Evlilik şüphesiz ki insan hayatının en büyük sözleşmesidir. Bu sözleşmeden vazgeçmek, dönmek, yok yapamıyorum demek o kadar da kolay olmuyor… Bedeli yüksektir! İşte bu bedeli ödememek için de evliliğin ne olduğunu bilmek ve evliliği doğru zamanda doğru kişiyle yapmak gerekiyor. Evlilik öyle bir şey ki bazen ağlatıp bazen içten bir gülümseme oluyor. Toplum tarafından desteklenen evliliğin insan üzerinde birçok etkisi vardır.

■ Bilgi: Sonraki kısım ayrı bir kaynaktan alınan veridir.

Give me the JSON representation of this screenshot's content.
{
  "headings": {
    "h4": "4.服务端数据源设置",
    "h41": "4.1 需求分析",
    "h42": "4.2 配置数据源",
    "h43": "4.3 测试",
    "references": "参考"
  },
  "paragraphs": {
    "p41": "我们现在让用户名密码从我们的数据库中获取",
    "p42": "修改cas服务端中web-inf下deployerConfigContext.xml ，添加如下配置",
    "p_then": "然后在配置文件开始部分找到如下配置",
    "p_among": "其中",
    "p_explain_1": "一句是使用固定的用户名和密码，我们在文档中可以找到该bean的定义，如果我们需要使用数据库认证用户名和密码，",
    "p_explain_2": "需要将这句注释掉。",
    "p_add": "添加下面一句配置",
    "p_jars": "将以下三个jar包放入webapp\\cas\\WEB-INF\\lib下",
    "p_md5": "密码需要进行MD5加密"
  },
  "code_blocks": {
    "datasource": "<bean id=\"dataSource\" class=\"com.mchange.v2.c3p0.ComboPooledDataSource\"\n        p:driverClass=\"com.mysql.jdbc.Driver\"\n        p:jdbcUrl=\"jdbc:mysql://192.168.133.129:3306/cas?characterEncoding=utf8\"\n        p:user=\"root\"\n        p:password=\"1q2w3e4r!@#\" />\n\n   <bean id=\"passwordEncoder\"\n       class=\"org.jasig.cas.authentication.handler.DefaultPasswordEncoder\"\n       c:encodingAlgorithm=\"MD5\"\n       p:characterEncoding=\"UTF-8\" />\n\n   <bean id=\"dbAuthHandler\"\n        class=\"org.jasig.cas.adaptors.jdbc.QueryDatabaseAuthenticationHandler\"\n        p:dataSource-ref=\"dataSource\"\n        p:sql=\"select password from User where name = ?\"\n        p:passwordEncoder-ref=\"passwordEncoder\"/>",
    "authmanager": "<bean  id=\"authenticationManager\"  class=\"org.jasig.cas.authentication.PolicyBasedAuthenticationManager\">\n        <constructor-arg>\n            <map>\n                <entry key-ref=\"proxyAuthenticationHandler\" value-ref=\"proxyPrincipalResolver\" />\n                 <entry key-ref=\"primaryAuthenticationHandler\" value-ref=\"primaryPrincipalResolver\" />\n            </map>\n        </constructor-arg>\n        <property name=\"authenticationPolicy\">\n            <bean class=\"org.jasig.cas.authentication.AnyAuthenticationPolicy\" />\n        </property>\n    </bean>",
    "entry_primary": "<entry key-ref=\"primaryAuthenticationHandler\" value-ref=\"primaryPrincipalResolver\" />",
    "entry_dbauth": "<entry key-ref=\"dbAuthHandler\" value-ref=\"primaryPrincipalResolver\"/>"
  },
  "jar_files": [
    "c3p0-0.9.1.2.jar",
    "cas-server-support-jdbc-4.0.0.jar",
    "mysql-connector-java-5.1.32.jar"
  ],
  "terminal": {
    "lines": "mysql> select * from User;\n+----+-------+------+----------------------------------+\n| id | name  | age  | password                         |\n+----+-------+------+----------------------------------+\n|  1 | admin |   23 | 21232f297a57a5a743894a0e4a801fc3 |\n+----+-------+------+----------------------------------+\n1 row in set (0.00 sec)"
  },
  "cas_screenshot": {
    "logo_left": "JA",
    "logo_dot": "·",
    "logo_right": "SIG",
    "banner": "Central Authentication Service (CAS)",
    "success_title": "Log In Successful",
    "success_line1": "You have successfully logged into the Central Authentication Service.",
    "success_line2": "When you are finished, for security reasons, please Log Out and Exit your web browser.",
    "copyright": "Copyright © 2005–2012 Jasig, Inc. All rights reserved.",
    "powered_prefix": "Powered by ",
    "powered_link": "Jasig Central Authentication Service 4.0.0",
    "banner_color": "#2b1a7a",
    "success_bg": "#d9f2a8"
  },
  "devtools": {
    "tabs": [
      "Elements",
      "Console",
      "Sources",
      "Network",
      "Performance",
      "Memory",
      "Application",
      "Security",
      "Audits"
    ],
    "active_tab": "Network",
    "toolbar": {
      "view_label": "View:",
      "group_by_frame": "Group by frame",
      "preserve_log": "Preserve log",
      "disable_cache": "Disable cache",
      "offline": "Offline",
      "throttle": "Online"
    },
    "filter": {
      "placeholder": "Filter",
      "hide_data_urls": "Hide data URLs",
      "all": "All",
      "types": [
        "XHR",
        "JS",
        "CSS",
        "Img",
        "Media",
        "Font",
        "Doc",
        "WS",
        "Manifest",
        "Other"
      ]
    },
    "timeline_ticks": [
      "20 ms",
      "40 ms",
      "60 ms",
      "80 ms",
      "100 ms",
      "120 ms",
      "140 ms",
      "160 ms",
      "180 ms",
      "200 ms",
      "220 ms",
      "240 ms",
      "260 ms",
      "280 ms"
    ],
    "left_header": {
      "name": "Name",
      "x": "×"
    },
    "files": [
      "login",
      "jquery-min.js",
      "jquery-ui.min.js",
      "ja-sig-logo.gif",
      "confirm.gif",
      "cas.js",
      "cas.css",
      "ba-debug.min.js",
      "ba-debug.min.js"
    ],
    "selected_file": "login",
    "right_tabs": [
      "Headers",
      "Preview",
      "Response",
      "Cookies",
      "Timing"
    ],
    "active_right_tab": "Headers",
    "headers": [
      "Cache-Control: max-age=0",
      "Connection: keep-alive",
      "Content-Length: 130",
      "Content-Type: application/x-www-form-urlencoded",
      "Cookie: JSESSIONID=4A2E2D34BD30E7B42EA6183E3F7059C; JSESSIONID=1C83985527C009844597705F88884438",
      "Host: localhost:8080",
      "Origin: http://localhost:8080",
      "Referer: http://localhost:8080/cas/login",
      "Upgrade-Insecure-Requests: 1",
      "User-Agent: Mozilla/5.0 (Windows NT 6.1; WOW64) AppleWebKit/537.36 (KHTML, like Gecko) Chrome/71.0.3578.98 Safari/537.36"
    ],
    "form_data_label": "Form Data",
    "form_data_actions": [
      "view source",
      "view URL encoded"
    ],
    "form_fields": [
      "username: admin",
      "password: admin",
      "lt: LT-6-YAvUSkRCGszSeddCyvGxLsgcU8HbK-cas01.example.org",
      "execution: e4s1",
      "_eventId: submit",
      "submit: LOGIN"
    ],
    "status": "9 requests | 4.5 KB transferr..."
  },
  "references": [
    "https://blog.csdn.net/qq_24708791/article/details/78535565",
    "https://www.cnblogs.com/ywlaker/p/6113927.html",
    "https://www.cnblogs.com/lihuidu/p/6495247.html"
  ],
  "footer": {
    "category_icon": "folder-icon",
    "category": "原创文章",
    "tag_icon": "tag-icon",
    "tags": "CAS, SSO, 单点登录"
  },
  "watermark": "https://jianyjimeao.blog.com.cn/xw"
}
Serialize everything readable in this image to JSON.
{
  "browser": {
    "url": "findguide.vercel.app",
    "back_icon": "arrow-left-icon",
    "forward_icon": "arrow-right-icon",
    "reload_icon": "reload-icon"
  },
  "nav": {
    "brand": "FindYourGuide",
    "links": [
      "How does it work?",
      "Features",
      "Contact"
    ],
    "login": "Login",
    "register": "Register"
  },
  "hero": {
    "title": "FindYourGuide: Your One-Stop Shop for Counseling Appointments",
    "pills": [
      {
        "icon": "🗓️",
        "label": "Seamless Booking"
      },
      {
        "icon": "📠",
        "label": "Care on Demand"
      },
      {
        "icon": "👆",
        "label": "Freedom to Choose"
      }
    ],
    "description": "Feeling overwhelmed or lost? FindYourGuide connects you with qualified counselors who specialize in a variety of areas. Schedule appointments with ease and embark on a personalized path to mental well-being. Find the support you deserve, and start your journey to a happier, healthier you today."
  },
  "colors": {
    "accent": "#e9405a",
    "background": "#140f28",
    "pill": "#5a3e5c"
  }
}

Öyle ki evlenip boşanan ya da hiç evlenmemiş kişiler evli insanlara göre daha çok ruhsal sorunlar yaşıyorlarmış bir araştırmaya göre…
Evliliğinizde sevip sayılıyorsanız, saygı ve güven eksikliği de yoksa işler daha kolay yürüyor, engeller kolay aşılıyor. Tabi ki de hiçbir kadın ya da erkek kusursuz, dört dörtlük değildir. Önce karşımızdaki insanın kemikleşmiş “kötü” huylarını benimseyip onun değişmeyeceğini kabul edip hayata eşimize o şekilde bakmalıyız. Çünkü kusursuz eş aramak samanlıkta iğne aramak gibidir. Derler ki “Mükemmel evlilik ancak kör bir kadın ile sağır bir kocanın arasında mümkündür.” Sağır koca kadının dırdırını; kör kadın ise erkeğin kusurlarını görmez. İnanın uğruna şarkılar, şiirler yazılan, dağlar tepeler asılan, hatta ölümler göze alınan aşk bile evliliği sürdürmeye yetmiyor. Hele hayat bu kadar zor iken.
Amerika’da yapılan bir araştırmaya göre biraz saygı, biraz sevgi, biraz karşındaki insanın ihtiyacını karşılamak ve tanımak iyi bir evlilik oluşturan karışım olarak belirlenmiştir. Daha önce de dediğimiz gibi evlilik insan hayatında büyük bir yer kaplar ve belki kuralları vardır.
Bana kalırsa evlilikte ilk kural seni kaldırabilecek her yönüyle (soy, kültür, inanç, din, eğitim…) dengimiz olan kişiyi bulmak lâzım. Sonra sevgiden bile önce gelen olmazsa olmaz saygı… Saygı sana değer veriyorum demektir.
Eşler arasında söylediklerimizden utanacağımız ya da pişman olacağımız kelimeler geçmemeli ki yüz göz olup kolay yıpranmamalıyız.
Her zaman unutulan bir gerçek vardır evlilikte; âileler… Herkes eşlerinin ailesine saygı duymalı, çünkü kimse kendi ailesinin eleştirilmesinden hoşlanmaz. Bu yüzden de kavgalar başlayıp araya soğukluk girer. Bırakın üçüncü kişilerin ne dediğini, ne yaptığını eşinizin hatırını düşünün sadece…
Mutlu bir evlilikte eşler birbirinin hatalarını, kusurlarını, günahlarını gece gibi örtmelidir. Eş destek demektir, eş dayanaktır…
Eşlerimizi bazen kendimiz bir kalıba girdiririz, oysa bunun kimseye bir faydası olmaz, aksine kendimizi yıpratırız. Çünkü değişimler zaman alır.
Evliliklerde “ben” diye bir şey olmamalıdır. Evlilik bütün olmaktır. Bencilliklerimizi kenara bırakıp eşlerimizi yaşam sevincimiz yapmalıyız.
Dostlar kısacası evlilik fedakarlık ister. Hele de boşanmalar bu kadar moda olmuşken. Hadi bugün herkes eşlerine içten gülümseyip tatlı bir söz söylesin. Sanki çok sevdiği bir şeyi kaybettikten sonra bulmuşçasına sevinerek sarılsın…
Unutmayın ki iyi bir evlilik şans değildir. Çabanın, özverinin, saygının, fedakarlığın ürünüdür.